From: Easton's 1897 Bible Dictionary

    The various forms of uncleanness according to the Mosaic law are
    enumerated in Lev. 11-15; Num. 19. The division of animals into
    clean and unclean was probably founded on the practice of
    sacrifice. It existed before the Flood (Gen. 7:2).

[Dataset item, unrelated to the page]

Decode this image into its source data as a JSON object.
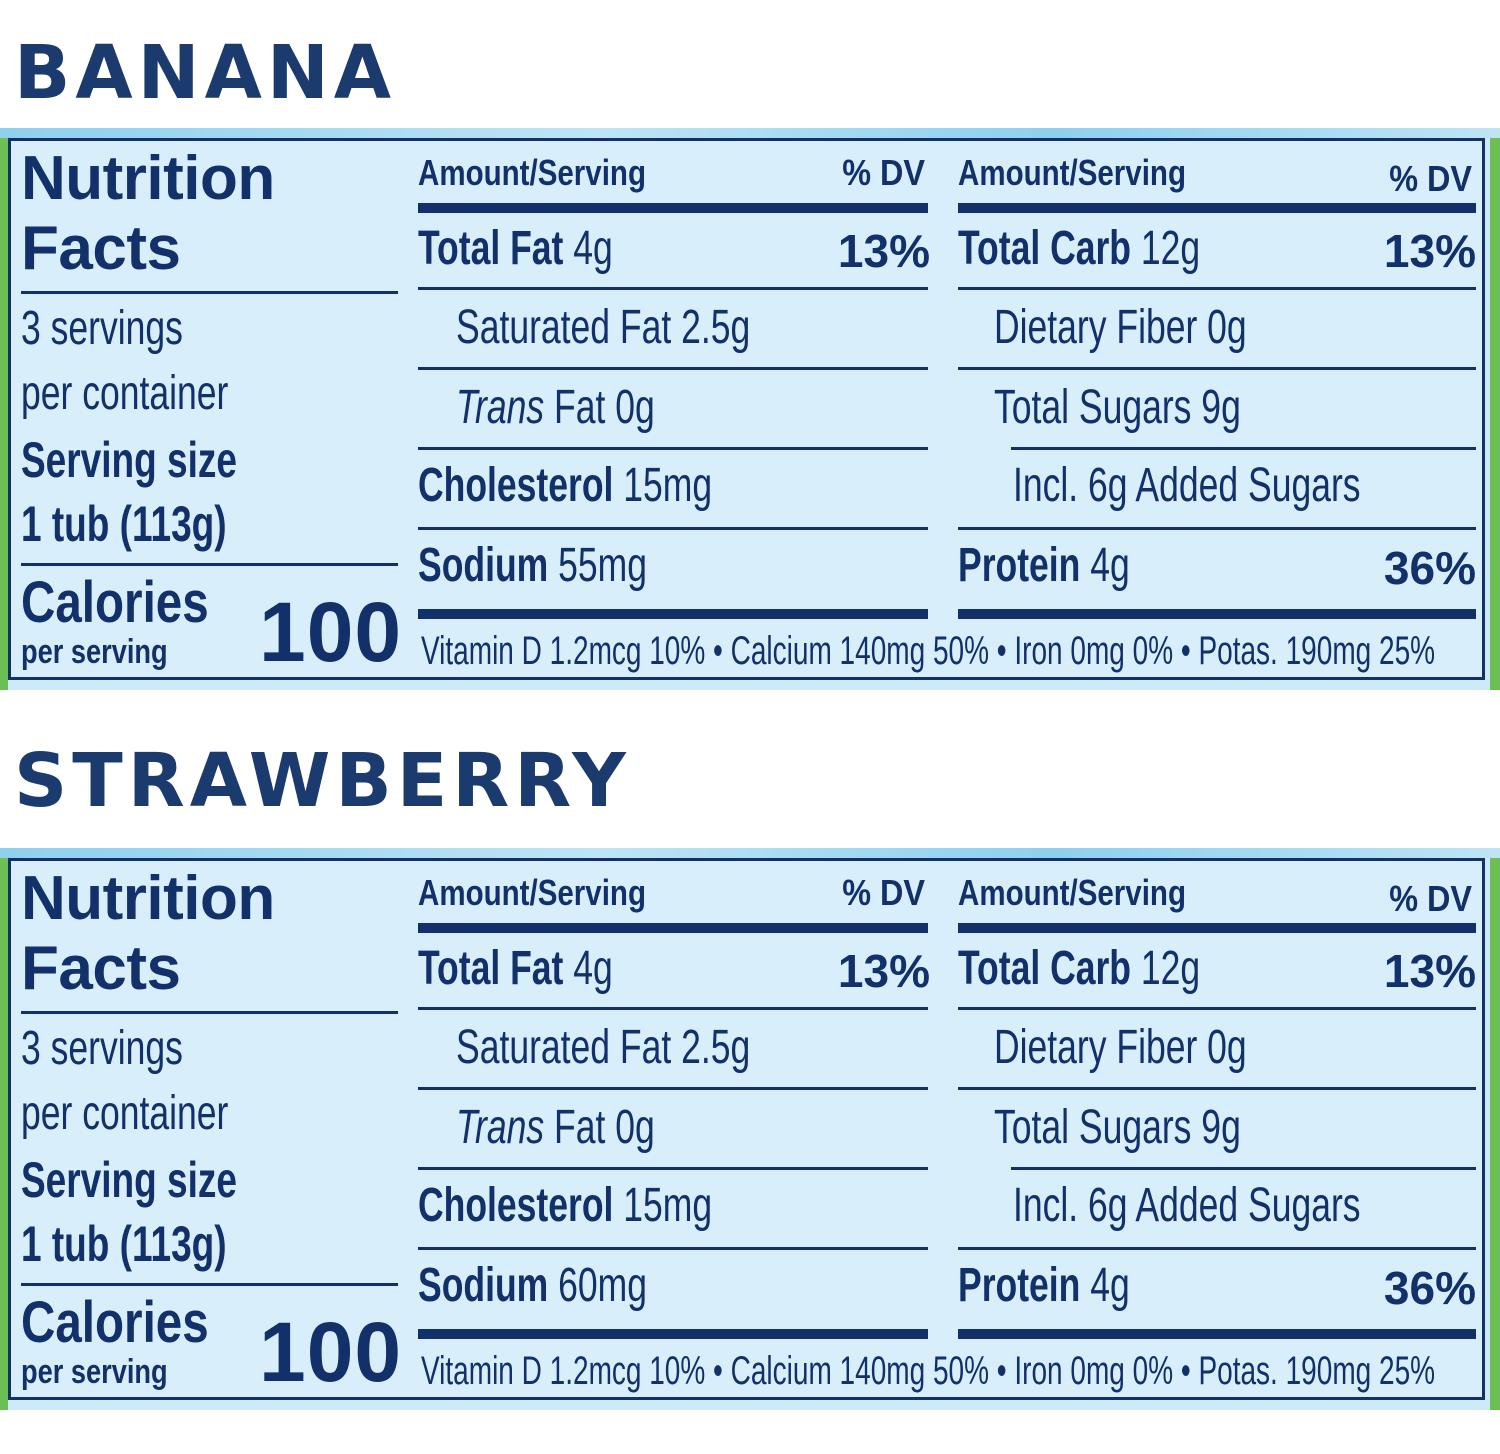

The
    regulations regarding such animals are recorded in Lev. 11 and
    Deut. 14:1-21.
      The Hebrews were prohibited from using as food certain animal
    substances, such as (1) blood; (2) the fat covering the
    intestines, termed the caul; (3) the fat on the intestines,
    called the mesentery; (4) the fat of the kidneys; and (5) the
    fat tail of certain sheep (Ex. 29:13, 22; Lev. 3:4-9; 9:19;
    17:10; 19:26).
      The chief design of these regulations seems to have been to
    establish a system of regimen which would distinguish the Jews
    from all other nations. Regarding the design and the abolition
    of these regulations the reader will find all the details in
    Lev. 20:24-26; Acts 10:9-16; 11:1-10; Heb. 9:9-14.